Арчибальд тихо смеется, кладя руку на сердце, и слегка кивает.
– О да, тут ты права, – говорит он. – Ну, у нас хотя бы есть дочь, которая дарит нам счастье.
– Ну, раз мы так счастливы, то, может быть, архиепископ Битон может вернуться ко двору? – спрашиваю я, осторожно прощупывая свои позиции.
– Ой, ой, ой, неужели он устал от пастушеского ремесла? – спрашивает меня Арчибальд, поблескивая глазами. – Я слышал, он сменил золотой посох на деревянный и оставил замок Стерлинг в крайней спешке.
Я вспыхиваю от возмущения.
– Ты прекрасно знаешь, что там происходило, – говорю я. В ответ он подмигивает.
– Знаю, и да, пусть возвращается ко двору, меня он не интересует. Это твоему сыну надо будет выписать ему приглашение. Кто-нибудь еще?
– В каком смысле?
– Есть еще кто-то, кого бы ты хотела восстановить при дворе? – любезно спрашивает он. – Если мы собираемся жить вместе, вечно и счастливо, может быть, ты хочешь еще кого-нибудь сюда вернуть? Просто согласуй это с Яковом. Я буду рад принять здесь твоих друзей и любых твоих слуг. Только…

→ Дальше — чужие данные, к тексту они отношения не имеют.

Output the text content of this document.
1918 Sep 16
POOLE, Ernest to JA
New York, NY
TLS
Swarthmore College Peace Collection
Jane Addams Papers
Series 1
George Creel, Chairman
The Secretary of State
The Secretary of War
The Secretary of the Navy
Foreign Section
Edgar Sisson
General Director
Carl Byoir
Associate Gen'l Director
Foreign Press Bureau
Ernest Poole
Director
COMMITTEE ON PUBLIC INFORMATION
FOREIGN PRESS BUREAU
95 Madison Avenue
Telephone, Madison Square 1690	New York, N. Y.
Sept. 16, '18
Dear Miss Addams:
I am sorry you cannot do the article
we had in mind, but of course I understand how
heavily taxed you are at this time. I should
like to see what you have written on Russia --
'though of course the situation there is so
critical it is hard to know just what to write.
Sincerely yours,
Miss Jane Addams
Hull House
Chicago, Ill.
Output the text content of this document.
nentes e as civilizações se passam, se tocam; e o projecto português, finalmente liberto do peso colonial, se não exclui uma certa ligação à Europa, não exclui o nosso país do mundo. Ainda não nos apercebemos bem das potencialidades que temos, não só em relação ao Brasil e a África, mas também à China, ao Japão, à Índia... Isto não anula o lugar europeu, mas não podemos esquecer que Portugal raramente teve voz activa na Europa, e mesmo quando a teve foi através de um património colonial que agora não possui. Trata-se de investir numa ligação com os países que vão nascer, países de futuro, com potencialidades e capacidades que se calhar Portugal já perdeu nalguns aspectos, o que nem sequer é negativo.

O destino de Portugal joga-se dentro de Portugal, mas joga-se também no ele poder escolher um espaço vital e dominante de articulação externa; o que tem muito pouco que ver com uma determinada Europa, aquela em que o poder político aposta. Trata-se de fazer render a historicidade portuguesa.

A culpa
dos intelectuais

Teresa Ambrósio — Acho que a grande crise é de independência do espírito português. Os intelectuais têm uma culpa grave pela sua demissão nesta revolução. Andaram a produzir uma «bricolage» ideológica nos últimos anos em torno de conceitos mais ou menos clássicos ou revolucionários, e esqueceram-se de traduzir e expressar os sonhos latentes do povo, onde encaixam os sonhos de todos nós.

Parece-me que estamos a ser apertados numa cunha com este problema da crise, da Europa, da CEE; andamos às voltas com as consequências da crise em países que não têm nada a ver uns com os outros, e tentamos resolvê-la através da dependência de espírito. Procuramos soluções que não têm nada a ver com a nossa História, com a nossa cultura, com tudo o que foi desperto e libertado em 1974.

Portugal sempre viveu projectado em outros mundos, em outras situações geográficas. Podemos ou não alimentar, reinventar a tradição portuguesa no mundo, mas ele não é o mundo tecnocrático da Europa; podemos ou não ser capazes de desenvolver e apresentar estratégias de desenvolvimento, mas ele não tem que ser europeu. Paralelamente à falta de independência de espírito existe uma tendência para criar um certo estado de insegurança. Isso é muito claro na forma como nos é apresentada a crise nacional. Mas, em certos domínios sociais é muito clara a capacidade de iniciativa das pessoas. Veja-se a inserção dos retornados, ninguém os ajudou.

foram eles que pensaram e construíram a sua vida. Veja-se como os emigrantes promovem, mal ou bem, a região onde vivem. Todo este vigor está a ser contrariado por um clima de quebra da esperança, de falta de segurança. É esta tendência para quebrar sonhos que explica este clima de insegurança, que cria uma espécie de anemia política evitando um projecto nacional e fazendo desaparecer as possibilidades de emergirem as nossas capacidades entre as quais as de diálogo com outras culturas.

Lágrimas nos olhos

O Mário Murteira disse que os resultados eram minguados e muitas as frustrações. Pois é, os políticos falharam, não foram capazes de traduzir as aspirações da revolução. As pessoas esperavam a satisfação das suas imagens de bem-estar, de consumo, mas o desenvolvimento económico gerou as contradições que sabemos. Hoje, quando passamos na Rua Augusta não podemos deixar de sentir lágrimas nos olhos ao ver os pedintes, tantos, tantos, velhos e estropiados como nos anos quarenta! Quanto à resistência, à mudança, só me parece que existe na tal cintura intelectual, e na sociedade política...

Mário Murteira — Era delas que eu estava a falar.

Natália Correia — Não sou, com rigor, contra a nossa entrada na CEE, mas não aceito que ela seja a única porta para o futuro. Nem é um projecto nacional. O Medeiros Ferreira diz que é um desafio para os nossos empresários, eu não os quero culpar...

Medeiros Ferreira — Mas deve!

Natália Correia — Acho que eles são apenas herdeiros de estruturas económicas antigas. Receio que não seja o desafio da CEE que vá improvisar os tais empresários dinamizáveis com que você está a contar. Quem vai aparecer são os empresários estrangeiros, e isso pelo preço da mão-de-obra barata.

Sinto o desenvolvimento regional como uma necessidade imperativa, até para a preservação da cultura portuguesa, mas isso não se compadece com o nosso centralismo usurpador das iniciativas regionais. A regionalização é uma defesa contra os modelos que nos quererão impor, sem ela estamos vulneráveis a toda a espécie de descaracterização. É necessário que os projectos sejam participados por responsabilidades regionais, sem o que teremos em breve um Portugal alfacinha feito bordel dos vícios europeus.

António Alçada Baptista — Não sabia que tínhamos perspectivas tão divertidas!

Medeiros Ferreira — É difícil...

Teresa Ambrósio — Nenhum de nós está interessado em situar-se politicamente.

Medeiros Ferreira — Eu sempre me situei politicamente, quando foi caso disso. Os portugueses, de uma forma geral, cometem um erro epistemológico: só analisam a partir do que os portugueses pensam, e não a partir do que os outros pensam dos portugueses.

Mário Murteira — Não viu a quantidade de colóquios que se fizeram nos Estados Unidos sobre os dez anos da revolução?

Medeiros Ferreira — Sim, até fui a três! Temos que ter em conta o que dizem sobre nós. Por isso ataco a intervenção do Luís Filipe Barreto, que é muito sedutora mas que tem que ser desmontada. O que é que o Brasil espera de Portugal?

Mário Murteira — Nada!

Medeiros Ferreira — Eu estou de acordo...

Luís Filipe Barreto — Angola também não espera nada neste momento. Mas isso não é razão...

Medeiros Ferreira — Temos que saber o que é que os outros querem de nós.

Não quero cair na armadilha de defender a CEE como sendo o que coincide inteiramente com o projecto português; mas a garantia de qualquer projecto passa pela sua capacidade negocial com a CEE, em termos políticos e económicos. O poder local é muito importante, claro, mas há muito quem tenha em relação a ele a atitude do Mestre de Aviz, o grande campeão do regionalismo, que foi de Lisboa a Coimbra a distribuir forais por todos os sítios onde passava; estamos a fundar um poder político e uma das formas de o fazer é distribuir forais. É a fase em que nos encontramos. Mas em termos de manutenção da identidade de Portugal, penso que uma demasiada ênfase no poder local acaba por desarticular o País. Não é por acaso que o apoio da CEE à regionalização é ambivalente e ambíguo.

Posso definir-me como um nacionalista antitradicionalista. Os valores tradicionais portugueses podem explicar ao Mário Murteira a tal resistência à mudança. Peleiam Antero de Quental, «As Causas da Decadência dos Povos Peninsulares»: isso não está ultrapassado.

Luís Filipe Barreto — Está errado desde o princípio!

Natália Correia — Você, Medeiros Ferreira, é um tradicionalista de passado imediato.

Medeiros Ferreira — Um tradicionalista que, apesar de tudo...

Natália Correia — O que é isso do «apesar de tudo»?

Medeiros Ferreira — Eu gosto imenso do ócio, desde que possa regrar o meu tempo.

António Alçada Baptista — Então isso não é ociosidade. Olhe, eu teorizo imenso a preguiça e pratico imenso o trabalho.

– Что – только? – Я уже приготовилась к оскорблениям.
– Только эти люди должны понимать, что твоя репутация обязана оставаться безукоризненной, – заканчивает он напыщенно, как церковный служка. – Пока ты здесь, со мной, в качестве моей жены, я не хочу давать пищи для сплетен о тебе. Репутация матери Якова, матери нашей дочери и вдовствующей королевы должна быть вне подозрений.
– Моя репутация и так вне подозрений, – холодно чеканю я.
Он берет меня за руку, словно намереваясь утешить.
– О, моя дорогая, сплетен всегда хватает. Боюсь, твой брат узнал от французов, что ты находишься в постоянной переписке с герцогом Олбани.
– А я и должна быть с ним в переписке, он же регент Шотландии!
– Даже если и так, твой брат верит в то, что ты надеешься выйти за него замуж.
– Это смешно!
– А еще кто-то рассказал твоему брату о том, что у тебя появился любовник, Генри Стюарт.
– Я отрицаю это. – В моем лице не дрогнул ни один мускул.
– А еще ему сказали, что вы с Генри Стюартом планируете похитить Якова и посадить его на трон в качестве пешки клана Стюартов.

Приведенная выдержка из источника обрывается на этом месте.